ELİFKO: Öncelikle sanatçıya sahip çıkılması gerektiğine inanıyorum. Sanatçının hakkını korumak gerekir, ama sanatçı da galerinin hakkını korumalı. Bu birliktelik olduğu sürece ilişkiler daha sağlıklı gidecektir. Ama özellikle galeri satışı ve atölye satışı aynı olmalıdır. Bu olmadığında hem sanatçı hem de galeri zor duruma düşüyor. Genç sanatçılar için belki de en zoru bu kararlığı yakalamak, çünkü uzun vadede düşünmüyorsun. O sırada paraya ihtiyacın var ve bir alıcı gelmiş, piyasandan düşüyorsun hemen. Ama bir süre sonra, bunu oturttuktan sonra düşmemek gerekiyor.
Bu birlikteliğin başka bir yönü de var; farklı galerilerle çalışmak gibi ve farklı fiyatlandırmalar gibi… Yine de şunu unutmamak gerek, eserleri tek bir çerçevede değerlendirmek çok zor. Bu yüzden bir sanatçının diğer galerilerdeki eserleri arasında farklar otaya çıkabilir, hatta aynı boyutlardaki eserleri arasında da olabilir bu. Çünkü tek konu boyut değil. Aynı ölçülerdeki bir iş çeşitli fiyatlarda olabilir. Fabrikasyon bir şeyden bahsetmiyoruz... Bir tanesinde verdiğin emek, ortaya çıkan sonuç diğerinde aynı olmayabilir. "Aynısını ben başka galeride şu fiyata gördüm” diyemez örneğin. Aynısını görse sanat olmaz zaten o. Her iş biriciktir.
O noktada sanatçı ile galeri arasında güçlü bir diyaloğun, eserleri alıcıya doğru yansıtabilmek önem kazanıyor.
AG: Son zamanlarda sanata ilgi de çok arttı. İnsanlar seminerlere katılıyor, okumalar yapıyor, sergi ve fuarlara gidiyor? Sence bu yapay bir ilgi mi? Yoksa sanatın kalıcılaşmaya başladığını söyleyebilir miyiz?

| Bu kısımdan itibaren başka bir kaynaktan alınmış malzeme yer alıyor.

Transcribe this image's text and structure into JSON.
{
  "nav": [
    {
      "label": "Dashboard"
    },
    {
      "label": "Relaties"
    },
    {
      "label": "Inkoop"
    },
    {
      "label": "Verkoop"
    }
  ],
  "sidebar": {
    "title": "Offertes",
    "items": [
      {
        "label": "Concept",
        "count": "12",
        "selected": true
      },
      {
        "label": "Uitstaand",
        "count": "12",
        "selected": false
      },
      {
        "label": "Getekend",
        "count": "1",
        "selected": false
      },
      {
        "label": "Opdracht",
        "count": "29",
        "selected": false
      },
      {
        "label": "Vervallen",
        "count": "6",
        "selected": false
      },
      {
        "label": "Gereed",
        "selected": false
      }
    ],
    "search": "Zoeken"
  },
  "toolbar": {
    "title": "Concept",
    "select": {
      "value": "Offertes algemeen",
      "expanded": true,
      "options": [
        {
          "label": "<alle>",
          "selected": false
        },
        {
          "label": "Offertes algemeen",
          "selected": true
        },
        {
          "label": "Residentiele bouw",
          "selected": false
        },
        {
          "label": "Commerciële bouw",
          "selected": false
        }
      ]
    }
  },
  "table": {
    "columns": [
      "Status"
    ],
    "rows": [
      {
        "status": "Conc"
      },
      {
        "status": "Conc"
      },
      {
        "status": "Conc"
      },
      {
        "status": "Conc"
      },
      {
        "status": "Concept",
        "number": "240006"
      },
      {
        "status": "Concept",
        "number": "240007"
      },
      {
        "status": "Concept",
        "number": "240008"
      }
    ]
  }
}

ELİFKO: Evet, yapay bir tarafı var. İnsanlar fotoğraf paylaşmaya gidiyor bazen o etkinliklere. Yine de ben olumlu bir yan da görüyorum. İlgiyi arttırıyor. Bir uyanma sağlayabilir. Bu noktada bu ilgiyi iyi yönetmek önemli. Belki de piyasada kalıcı adımlar bu ilgiden gelecek. Sosyal medyayı iyi kullanabilmek önemli…
AG: Eserlerinde bir hikaye, bir tema var. Anlatmak istediğin bir şey. Bize biraz onları anlatır mısın?

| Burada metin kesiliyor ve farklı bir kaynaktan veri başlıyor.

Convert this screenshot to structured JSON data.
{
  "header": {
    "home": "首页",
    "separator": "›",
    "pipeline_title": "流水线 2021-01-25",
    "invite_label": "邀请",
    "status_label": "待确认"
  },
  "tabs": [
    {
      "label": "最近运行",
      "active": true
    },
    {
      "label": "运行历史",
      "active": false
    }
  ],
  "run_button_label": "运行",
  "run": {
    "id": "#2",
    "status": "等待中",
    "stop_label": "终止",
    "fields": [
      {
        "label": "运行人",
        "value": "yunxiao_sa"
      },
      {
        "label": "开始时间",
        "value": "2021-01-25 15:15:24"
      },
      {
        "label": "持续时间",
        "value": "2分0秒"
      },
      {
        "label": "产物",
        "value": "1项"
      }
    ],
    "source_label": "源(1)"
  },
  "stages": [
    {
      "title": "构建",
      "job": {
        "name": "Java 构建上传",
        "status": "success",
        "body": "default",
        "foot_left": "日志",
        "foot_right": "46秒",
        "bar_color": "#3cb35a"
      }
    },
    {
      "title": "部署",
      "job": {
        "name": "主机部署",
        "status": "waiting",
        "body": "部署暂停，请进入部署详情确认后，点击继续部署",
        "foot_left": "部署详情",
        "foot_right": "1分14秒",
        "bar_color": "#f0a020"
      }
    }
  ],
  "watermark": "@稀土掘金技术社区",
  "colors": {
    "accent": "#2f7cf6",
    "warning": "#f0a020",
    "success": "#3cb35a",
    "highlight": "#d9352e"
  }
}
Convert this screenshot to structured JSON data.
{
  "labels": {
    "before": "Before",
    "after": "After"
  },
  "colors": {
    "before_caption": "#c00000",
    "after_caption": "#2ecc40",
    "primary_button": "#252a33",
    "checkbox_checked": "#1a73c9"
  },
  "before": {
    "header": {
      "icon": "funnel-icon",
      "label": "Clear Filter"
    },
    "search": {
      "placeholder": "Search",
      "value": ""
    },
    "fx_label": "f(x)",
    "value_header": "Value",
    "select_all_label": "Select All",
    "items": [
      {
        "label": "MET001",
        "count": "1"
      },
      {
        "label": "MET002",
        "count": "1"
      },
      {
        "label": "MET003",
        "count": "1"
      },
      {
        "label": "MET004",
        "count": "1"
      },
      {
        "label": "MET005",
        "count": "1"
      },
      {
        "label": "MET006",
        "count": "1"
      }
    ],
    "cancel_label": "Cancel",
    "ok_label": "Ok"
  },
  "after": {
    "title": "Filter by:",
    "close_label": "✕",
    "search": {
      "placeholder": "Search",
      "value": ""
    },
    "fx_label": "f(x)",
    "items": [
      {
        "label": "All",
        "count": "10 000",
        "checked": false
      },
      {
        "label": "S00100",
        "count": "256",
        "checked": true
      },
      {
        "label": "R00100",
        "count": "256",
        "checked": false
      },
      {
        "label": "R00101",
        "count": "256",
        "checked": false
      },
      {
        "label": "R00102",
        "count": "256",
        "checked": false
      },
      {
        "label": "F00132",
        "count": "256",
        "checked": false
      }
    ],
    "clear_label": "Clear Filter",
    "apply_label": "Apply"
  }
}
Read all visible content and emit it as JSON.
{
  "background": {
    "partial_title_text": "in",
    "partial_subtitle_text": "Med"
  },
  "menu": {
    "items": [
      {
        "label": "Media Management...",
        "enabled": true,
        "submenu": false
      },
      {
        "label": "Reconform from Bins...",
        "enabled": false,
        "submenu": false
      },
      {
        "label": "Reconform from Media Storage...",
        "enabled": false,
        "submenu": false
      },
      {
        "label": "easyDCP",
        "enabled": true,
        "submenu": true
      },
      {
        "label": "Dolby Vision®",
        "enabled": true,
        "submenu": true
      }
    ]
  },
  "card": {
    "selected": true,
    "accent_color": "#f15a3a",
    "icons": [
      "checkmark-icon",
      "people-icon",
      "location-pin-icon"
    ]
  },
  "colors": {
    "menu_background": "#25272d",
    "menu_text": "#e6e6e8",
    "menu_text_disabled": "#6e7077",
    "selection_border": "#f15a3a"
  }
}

ELİFKO: Sadece tek bir konudan yola çıkmıyorum. Güzel kadınlar, güzel adamların üzerinde dikişler var. Bu örneğin, sosyal medyada "hepimiz çok güzeliz, çok mutluyuz” imajını yıkan bir şey. Diğer yanda çocuklar var… Benim resimlerimde çocuklar hep ağlıyor çünkü onlar duygularını yansıtma konusunda çok şeffaflar.

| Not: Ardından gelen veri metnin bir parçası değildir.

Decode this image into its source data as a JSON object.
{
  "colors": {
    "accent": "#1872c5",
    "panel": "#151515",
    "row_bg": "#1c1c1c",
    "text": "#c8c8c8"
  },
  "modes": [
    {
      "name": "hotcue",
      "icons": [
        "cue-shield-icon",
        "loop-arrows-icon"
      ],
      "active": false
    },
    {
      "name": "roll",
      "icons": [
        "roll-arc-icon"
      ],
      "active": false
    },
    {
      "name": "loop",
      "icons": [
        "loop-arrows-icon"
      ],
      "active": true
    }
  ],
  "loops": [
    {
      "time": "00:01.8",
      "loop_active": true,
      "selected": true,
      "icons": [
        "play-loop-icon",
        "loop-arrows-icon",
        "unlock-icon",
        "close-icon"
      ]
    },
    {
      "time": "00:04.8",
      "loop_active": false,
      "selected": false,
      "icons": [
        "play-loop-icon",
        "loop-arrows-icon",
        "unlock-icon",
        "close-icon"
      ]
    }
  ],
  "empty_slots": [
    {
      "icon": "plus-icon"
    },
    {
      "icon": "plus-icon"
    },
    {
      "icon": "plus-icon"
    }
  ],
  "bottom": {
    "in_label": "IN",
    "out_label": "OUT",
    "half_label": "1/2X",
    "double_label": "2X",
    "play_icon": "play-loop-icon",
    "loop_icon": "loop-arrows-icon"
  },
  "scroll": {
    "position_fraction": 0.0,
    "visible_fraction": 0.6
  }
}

AG: Yani bir taraf kendi gerçeği saklarken diğeri duygularını olduğu gibi ortaya çıkarıyor.
ELİFKO: Evet… Çocuklar ağlayarak bunu yapıyor. Tabaklı işlerimde ise farklı tema var. Thomas Hobbes’un "İnsan insanın kurdudur!” sözünden yola çıktım. Biraz da, mezun olduktan sonra bir dönem farklı işler yaptım, orada gözlemlediklerimden yola çıktım. Herkes herkesin ayağını kaydırmaya çalışıyor, sürekli bir mücadele var ve o kötü olanlar o kadar seviliyor ki… Şunu düşünmeye başladım bir süre sonra; yemek yemek ne kadar lezzetti bir şeyse, insanları tüketmek de o kadar lezzetli bir şey… Tabaklı serime bu düşüncelerle başladım. Serinin içinde tabaklar ve tüketilen insanlar var.
Zamanla bu seride şöyle bir şeye geçeceğim: bitmiş tabakların içinde yaşlı insanlar, belki parçalanmış insanlar gibi… Yönü biraz değişecek yani.
AG: Şöyle diyebilir miyiz? Zamanın tükettiği insanlar…
ELİFKO: Zamanın tükettiği gibi; bir geri dönüşün olmadığı, her şeyin bittiği gibi…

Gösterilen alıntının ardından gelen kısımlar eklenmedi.